Wow. I don’t know about you, but there is nothing–and I mean NOTHING–I love more than sitting down on a sticky, wet toilet seat. Especially when I’m in a hurry. Do you feel me here?
Look. I’m not one of those girls who can’t figure out how a toilet seat works. If you need it up, put it up. If I need it down, I’ll put it down. No complaints here. But really … if you can’t figure out how to lift it up, and default to peeing all over the seat … wow.
Now that I have two boys in my house, I’m not sure where to direct my rage. My husband always blames my son, and my son always blames my husband. I’m not a professional gambler, but if I had to wager … I’m going with … I taught my son better than that.

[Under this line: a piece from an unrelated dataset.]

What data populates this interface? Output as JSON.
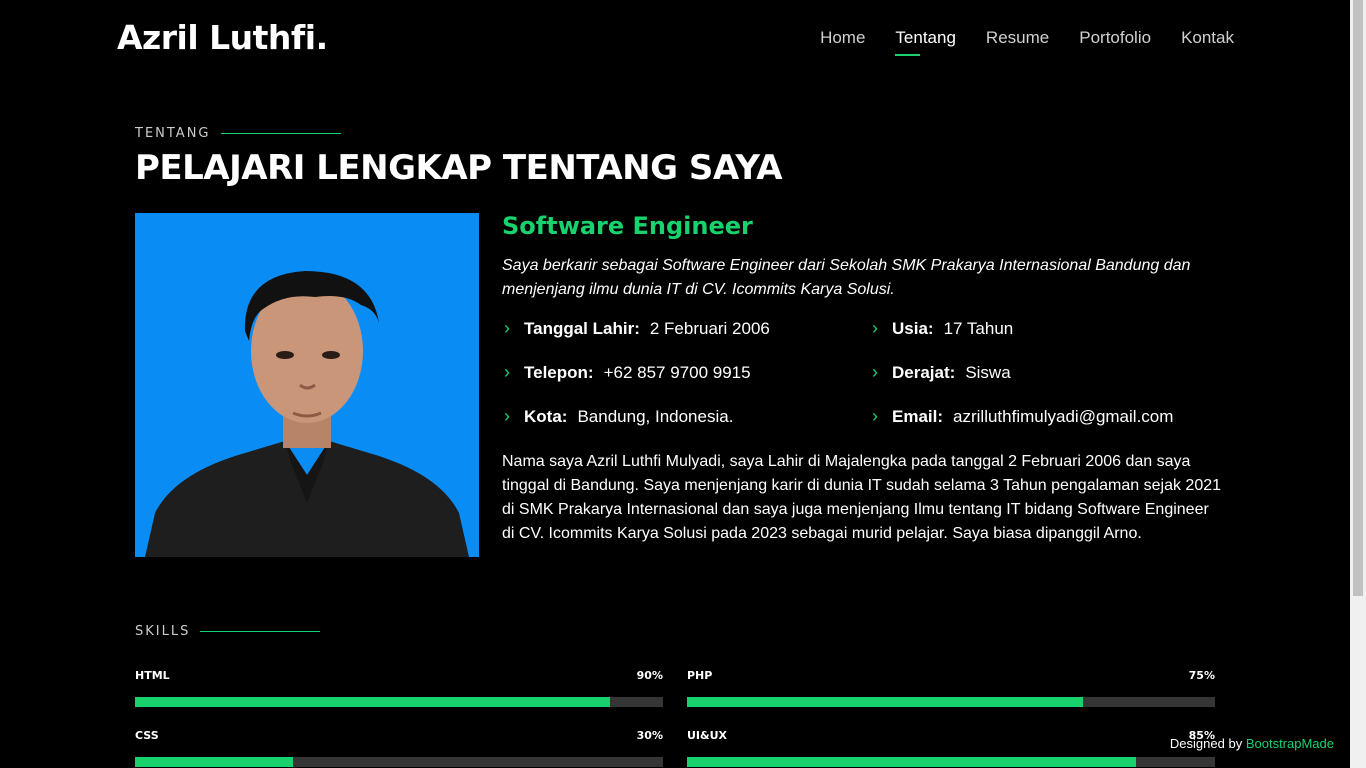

So, you’ll have to accept my tardiness in posting this blog entry today … I was somewhat indisposed. I haven’t decided yet, but I think my husband’s Christmas present might be a urinal. And since that’s a household fixture, I don’t believe it counts as a material possession. If it does, it’s going on his 100 Things List.
Sorry about that. Here’s how I had *intended* to start this blog today …
Shhhh … can you hear that? Listen carefully. What you are hearing is the sweet sound of silence celebrating my children’s return to school, and my husband’s return to work (after a short hiatus where he was pursuing his career as a professional golfer). That is the sweet sound of opportunity … specifically, my opportunity to get some work done.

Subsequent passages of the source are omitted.